For as long as people can remember, Electronic Arts was the only publisher that made football games with the FIFA name. That partnership has come to an end, with the announcement earlier this year that FIFA 23 will be the last football game by the publisher to use the name. The sports organisation announced at the time that there will be other FIFA-branded games coming out. Now, it looks like we’re finally getting a glimpse of what they are. And it’s quite the disturbing sight.
As VGC reports, there are four games being released to coincide with the 2022 FIFA World Cup in Qatar. The problem is that all four are Web3 titles, and would involve blockchain in some way. The report cites a statement from the sports org which claims that these games “are designed with web 3.0 and the future of digital engagement in mind”. Which is either a severe misreading of the gaming room, or a boldfaced reaching for a piece of the blockchain pie.
The first game on the list is “AI League: FIFA World Cup Qatar 2022 Edition”, which is a “4-on-4 casual football game, played between AI-controlled characters, with player input at fun and tactical moments”. Which is an excessively long way of describing a self-playing game.

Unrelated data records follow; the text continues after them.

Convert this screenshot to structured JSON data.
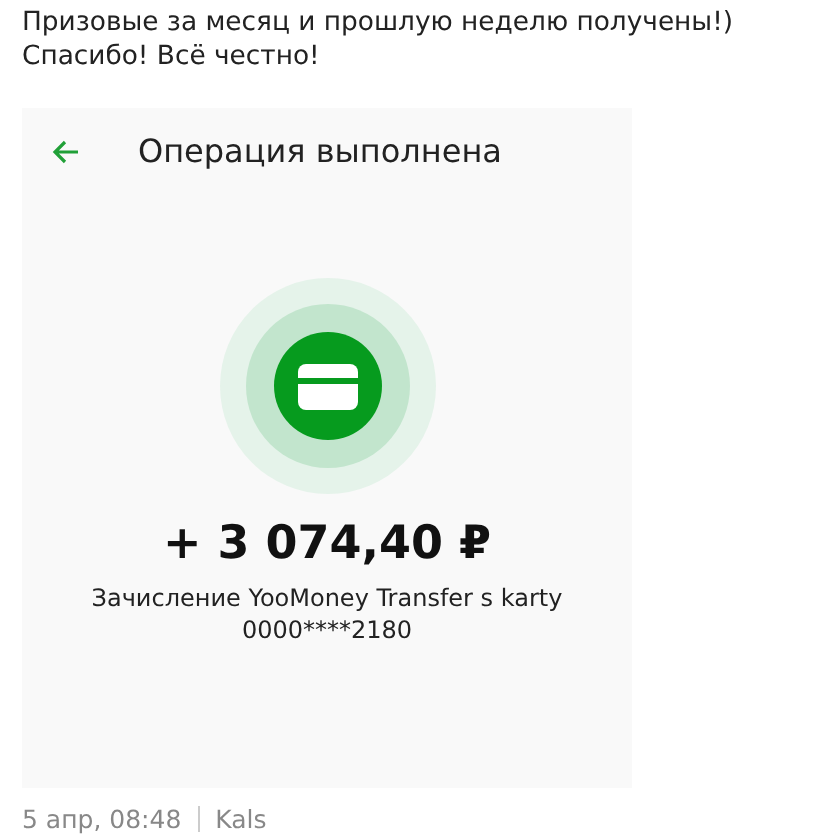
{
  "post": {
    "text": "Призовые за месяц и прошлую неделю получены!) Спасибо! Всё честно!"
  },
  "screenshot": {
    "title": "Операция выполнена",
    "amount": "+ 3 074,40 ₽",
    "description": "Зачисление YooMoney Transfer s karty 0000****2180"
  },
  "footer": {
    "date": "5 апр, 08:48",
    "author": "Kals"
  }
}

It has another “10-week prediction component, with ‘digital and physical’ prizes”, which almost sounds like gambling but without the buy-in.

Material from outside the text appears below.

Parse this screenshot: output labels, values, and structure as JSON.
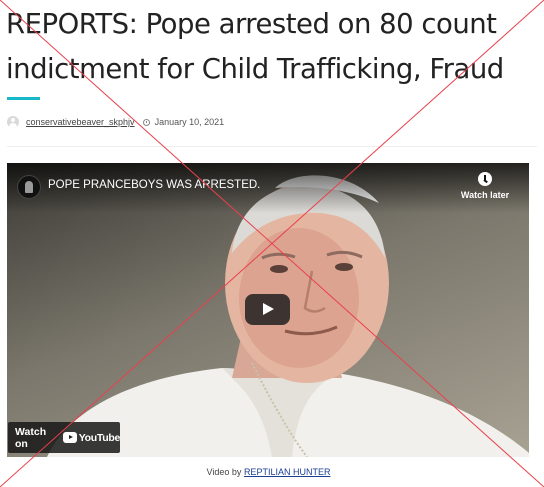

Next on the list is “FIFA World Cup Qatar 2022 in the Upland Metaverse”. That mouthful is a collaboration with Uplandme, with Upland being a blockchain-based metaverse where people buy and sell virtual properties.
Third is “FIFA World Cup Qatar 2022 on Phygtl”, described as “a digital representation of eternal fandom”. It allows players to “augment a golden-globe-football from the palm of their hands into their real-life environment, own a limited fragment of it to attach and eternalize their handpicked FIFA World Cup pictures and video moments”.
Last one on the list is “Matchday Challenge: FIFA World Cup Qatar 2022 Edition”. This is described as a “highly engaging casual social prediction game based on football cards”.
If FIFA is pumping out these kinds of partnerships following its split from EA, it’s hard to tell which one dodged the bullet, and which was the bullet to be dodged. As the NY Times previously reported, the publisher had plans to add non-gameplay elements to FIFA games, like real football game highlights and NFTs. With these new tie-ins being announced, it looks like the sports org made use of the publisher’s ideas despite telling them no before the split.